Every Step of the Way: A Nurse's Cancer Diary - Entry 8
Nancy Cohen, BSN, RN, has graciously shared her personal journal, in which she writes about doing battle with cancer for the second time in her life. This is the eighth installment of a weekly blog that will enable readers to join her on the journey.
Entry 8: A Sixth Sense
November 7, 2011
Mood swings. Up and down. Up and down. Trying to maintain some balance and composure. Very hard to do right now when you think you’ve been “cured” from a life-threatening illness and then it’s back.
The monster with no conscience, the devil himself in the form of a cluster of malignant cells. And what to do, what to think when my physicians are all scratching their heads in a clueless state of wonderment and shock because they tell you that they’ve never seen this before.
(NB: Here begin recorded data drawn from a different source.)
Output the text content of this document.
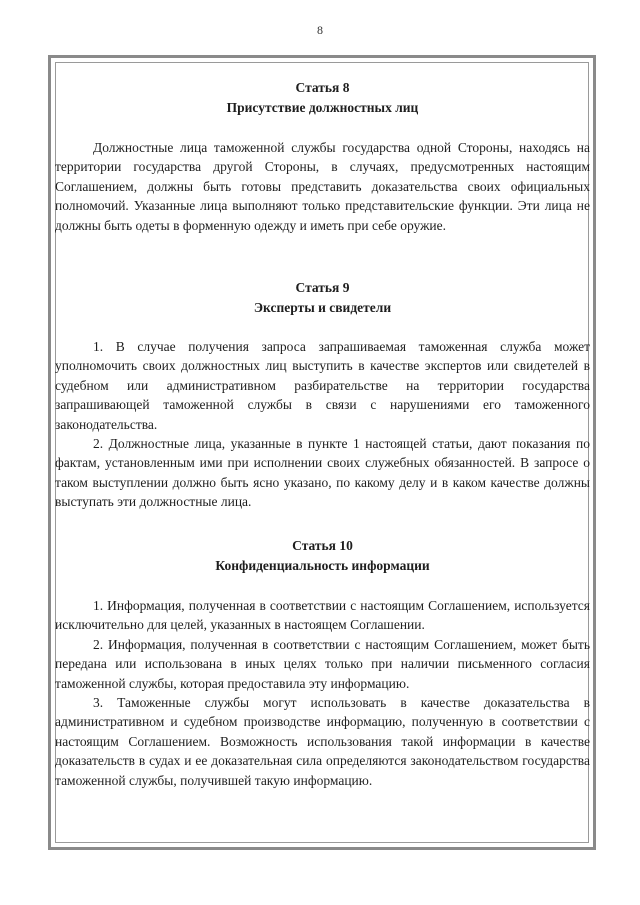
8
Статья 8
Присутствие должностных лиц

Должностные лица таможенной службы государства одной Стороны, находясь на территории государства другой Стороны, в случаях, предусмотренных настоящим Соглашением, должны быть готовы представить доказательства своих официальных полномочий. Указанные лица выполняют только представительские функции. Эти лица не должны быть одеты в форменную одежду и иметь при себе оружие.

Статья 9
Эксперты и свидетели

1. В случае получения запроса запрашиваемая таможенная служба может уполномочить своих должностных лиц выступить в качестве экспертов или свидетелей в судебном или административном разбирательстве на территории государства запрашивающей таможенной службы в связи с нарушениями его таможенного законодательства.

2. Должностные лица, указанные в пункте 1 настоящей статьи, дают показания по фактам, установленным ими при исполнении своих служебных обязанностей. В запросе о таком выступлении должно быть ясно указано, по какому делу и в каком качестве должны выступать эти должностные лица.

Статья 10
Конфиденциальность информации

1. Информация, полученная в соответствии с настоящим Соглашением, используется исключительно для целей, указанных в настоящем Соглашении.

2. Информация, полученная в соответствии с настоящим Соглашением, может быть передана или использована в иных целях только при наличии письменного согласия таможенной службы, которая предоставила эту информацию.

3. Таможенные службы могут использовать в качестве доказательства в административном и судебном производстве информацию, полученную в соответствии с настоящим Соглашением. Возможность использования такой информации в качестве доказательств в судах и ее доказательная сила определяются законодательством государства таможенной службы, получившей такую информацию.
I’ve been taking long walks with my dog, Myla, a rescue dog, part black lab, part border collie. I’ve spoken to neighbors, friends, other parents and sorrowfully described my tale of woe to whomever was willing to listen.
Even I get tired of repeating the same story ad nauseum. Cancer, jobless, finances, bills, health benefits. My head is going to explode with worry. Did I know, did I somehow know it would happen like this, after all the conversations with Tim over the years at the dining room table?
Perhaps I had a sixth sense about the same scenario repeating itself. Hopeless, helpless.
Could have happened to anyone but … it happened to me. It happened to be me while everyone else is going along happily in their own lives oblivious to their own personal fortunes. Damn, I have to face this thing again, again, again.
I have to force myself to trudge along, carried by prayers, supported by my devoted family, close friends, caring co-workers and inspired by my 10-year-old whom I’ve promised to wear a hat over my wig when I drop him off and pick him up at school so the wig won’t fly off my head from a strong breeze. (The least of my problems but I agreed to oblige). I get it. I totally get it.
When I’m wearing a scarf and a hat, I’m well aware of the pity stares. I’m certain that those who view me process the mystery disease immediately. Maybe they’re thinking, “What a shame, she seems too young.” Maybe they’re thinking, “Thank God it’s not me,” or “So-and-so is also being treated for cancer.” Everyone has been affected by cancer in some way, shape or form.